Türkiye’de yaşayan insanların en önemli hastalıklarından bir tanesi namazsızlıktır. Dini hassasiyetler konusundaki birçok temel problemin kaynağında bu husus yatmaktadır. İnsanlarımız; çok büyük oranda abdestsiz, taharetsiz gezmektedir. Çünkü kimse hocalarımızı, diyanet görevlilerini, imam ve vaizleri dinlememektedir. Özellikle de Cuma hutbelerinde imam hatipleri ciddiyetle takip etmemektedirler. Halbuki hutbeler Arapça okunmuş olsa insanlar namazın önemini daha iyi anlayacaklardır.

Namaz kılmama hastalığının doğru olup olmadığını, isteyen her insan test edebilir. Örneğin bulunduğu yerde sokaktan geçen 10 kişiye şu suali sorarak rakamların doğruluğu anlaşılabilir: “Hanımefendi- beyefendi; günde 5 vakit farz olan namazınızı kılıyor musunuz?” denildiğinde cevap olarak sadece 1 kişinin “evet namazımı kılıyorum” dediğini, duyacaktır.

Bu konuda çeşitli yerlerde ve mekanlarda anket yapan araştırmacılar; namaz kılma oranının %5 ile % 22 arasında olduğunu tespit etmişlerdir.

Hâlbuki Kuran-ı Kerim’de 88 ayet direkt olarak namazın öneminden bahsetmektedir. “Salat” yani namazdan bahseden daha başka ayetler dahi vardır. Ahirzaman Peygamberi Şanlı Nebi Hazreti Muhammed Aleyhissalatü Vesselam ise “Namaz dinin direğidir” buyurarak daha birçok hadis-i şerifte bu hususu dile getirmiştir.

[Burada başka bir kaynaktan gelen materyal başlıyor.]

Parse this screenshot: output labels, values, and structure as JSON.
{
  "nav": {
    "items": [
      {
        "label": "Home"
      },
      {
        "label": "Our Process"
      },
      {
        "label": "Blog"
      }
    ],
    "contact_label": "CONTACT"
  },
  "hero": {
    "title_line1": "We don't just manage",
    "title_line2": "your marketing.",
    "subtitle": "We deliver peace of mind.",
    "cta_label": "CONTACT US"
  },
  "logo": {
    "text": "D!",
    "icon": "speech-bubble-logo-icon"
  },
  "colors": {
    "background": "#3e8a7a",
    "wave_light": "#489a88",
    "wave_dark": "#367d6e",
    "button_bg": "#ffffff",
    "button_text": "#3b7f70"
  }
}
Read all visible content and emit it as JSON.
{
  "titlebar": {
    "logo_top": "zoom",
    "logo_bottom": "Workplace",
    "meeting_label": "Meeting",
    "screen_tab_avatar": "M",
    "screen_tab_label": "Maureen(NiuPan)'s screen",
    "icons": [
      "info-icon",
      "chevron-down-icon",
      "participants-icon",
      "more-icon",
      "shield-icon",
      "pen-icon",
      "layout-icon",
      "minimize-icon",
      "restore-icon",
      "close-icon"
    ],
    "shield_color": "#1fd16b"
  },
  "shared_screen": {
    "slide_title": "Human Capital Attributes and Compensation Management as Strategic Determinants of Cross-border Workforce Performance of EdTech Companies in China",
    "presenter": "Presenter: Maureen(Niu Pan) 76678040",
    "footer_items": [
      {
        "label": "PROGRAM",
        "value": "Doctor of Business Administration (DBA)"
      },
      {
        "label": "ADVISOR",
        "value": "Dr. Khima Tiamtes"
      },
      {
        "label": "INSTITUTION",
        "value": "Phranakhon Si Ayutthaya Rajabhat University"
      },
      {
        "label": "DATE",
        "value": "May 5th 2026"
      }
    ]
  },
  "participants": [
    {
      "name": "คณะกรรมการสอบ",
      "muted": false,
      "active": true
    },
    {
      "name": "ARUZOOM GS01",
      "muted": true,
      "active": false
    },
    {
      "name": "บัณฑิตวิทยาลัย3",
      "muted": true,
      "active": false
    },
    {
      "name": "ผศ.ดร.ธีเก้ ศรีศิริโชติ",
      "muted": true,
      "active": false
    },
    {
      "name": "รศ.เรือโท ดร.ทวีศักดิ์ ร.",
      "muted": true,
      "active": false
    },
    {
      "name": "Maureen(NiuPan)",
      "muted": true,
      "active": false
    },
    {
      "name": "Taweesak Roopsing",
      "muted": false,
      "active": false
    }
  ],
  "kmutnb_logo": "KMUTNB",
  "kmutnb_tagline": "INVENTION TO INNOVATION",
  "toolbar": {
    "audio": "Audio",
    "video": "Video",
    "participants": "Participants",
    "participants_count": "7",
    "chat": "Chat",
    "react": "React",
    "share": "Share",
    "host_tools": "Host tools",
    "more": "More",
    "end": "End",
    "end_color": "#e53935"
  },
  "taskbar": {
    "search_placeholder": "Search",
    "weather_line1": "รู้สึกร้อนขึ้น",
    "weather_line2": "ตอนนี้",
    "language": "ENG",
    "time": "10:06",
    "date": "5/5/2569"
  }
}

İnsanın tüylerini diken diken eden şu hadiste ise Hz. Âişe radıyallahu anha'dan rivayet edildiğine göre Peygamber (asm) şöyle buyurdu: "Sabah namazının iki rekat sünneti, dünya ve dünyadaki her şeyden daha hayırlıdır (Müslim, Müsâfirîn 96)

Namaz kılmama hastalığının tedavisinde İlk başta akla gelen hususlardan bir tanesi anne ve babaların çocuklarına güzel örnek olması gelmektedir. İkinci hususta ise bu abdestsiz, taharetsiz toplumun; namazın önemini anlayıp kavrayabilmesi için “hatiplerin sözlerine değer vermesi” sayılabilir.

Bu iş; sözlerinin yarıdan çoğunun uydurukça konuştuğu hatiplerle olmamaktadır. Özellikle Hıristiyanlara ve Yahudilere benzeyen; haftada bir kez camiye Cuma namazına giden insanlara anlatmak çok güçtür.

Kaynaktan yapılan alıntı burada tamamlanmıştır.